More protests were held Sunday, including at the Tehran and Shariati universities where women chanted “we are all Mahsa!”, followed by more overnight rallies in some other areas of the capital.
Iranian rights activist Atena Daemi, herself a long-time inmate of Evin, wrote on Twitter that in the early hours of Sunday several buses and ambulances were seen leaving the facility.
She said some prisoners in Ward 8, which houses political detainees, had been transferred to another jail.
IHR reported that inmates’ relatives gathered outside Evin on Sunday, seeking information about their loved ones.
Activists noted further confusion when state television announced Sunday that 40 people had been killed, only to correct this back to the initial toll of four just minutes later.
Evin prison holds French-Iranian academic Fariba Adelkhah and US citizen Siamak Namazi, whose family said he was taken back into custody days ago after a temporary release. Namazi’s US attorney Jared Genser said he had spoken to his family, and that he was unharmed.
France said it was following “with the greatest attention” the situation of its citizens “arbitrarily detained” in Evin.
Supporters of Austrian prisoner Massud Mossaheb said he was suffering after inhaling smoke and tear gas, writing on Twitter that “he can barely speak... He is in big distress”.
European Union foreign policy chief Josep Borrell said the bloc expected “maximum transparency on the situation” at Evin.
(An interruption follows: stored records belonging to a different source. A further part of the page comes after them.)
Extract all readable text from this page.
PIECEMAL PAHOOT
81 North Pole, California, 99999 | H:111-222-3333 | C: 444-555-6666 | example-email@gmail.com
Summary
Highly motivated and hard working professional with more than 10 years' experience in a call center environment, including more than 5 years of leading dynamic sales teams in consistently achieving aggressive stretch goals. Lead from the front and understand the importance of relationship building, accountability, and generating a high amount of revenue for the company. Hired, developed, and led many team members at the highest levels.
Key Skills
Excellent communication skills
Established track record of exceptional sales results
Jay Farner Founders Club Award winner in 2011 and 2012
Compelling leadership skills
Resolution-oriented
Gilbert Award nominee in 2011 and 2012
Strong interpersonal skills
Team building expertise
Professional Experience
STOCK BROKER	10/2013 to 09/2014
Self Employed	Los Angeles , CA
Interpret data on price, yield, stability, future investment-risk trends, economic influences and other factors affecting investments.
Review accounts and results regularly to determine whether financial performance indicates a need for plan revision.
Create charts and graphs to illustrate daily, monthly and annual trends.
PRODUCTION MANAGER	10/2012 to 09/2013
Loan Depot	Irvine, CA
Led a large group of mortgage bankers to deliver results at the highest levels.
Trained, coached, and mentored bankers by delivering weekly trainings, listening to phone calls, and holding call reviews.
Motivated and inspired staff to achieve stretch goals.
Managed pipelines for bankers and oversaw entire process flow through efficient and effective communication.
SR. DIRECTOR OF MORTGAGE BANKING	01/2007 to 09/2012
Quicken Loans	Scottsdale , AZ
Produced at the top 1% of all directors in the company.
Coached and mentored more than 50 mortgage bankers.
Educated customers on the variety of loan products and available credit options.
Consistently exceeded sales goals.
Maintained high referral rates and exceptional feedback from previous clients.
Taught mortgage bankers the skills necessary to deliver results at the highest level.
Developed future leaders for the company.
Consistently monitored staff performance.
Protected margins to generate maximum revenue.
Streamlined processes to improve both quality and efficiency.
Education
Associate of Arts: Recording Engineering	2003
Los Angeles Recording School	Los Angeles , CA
The EU has agreed to level new sanctions, a move expected to be endorsed by its foreign ministers Monday.
At least 108 people have been killed by security forces in the crackdown on the Amini protests, and at least 93 more died in separate clashes in Zahedan, Sistan-Balochistan province, according to IHR.
Iranian President Ebrahim Raisi on Sunday accused US President Joe Biden of “inciting chaos” after Biden expressed support for the protests, while the head of the Revolutionary Guards accused the West of a cultural “invasion” of Iranian schools.
“The riots are a path that has come from strategic think tanks in America and England which has spread to our classrooms,” the Guards’ Sepah News website quoted Major General Hossein Salami as saying.
The crackdown has seen the arrest of hundreds of ordinary protesters and also dozens of civil society figures, including journalists, filmmakers and even athletes.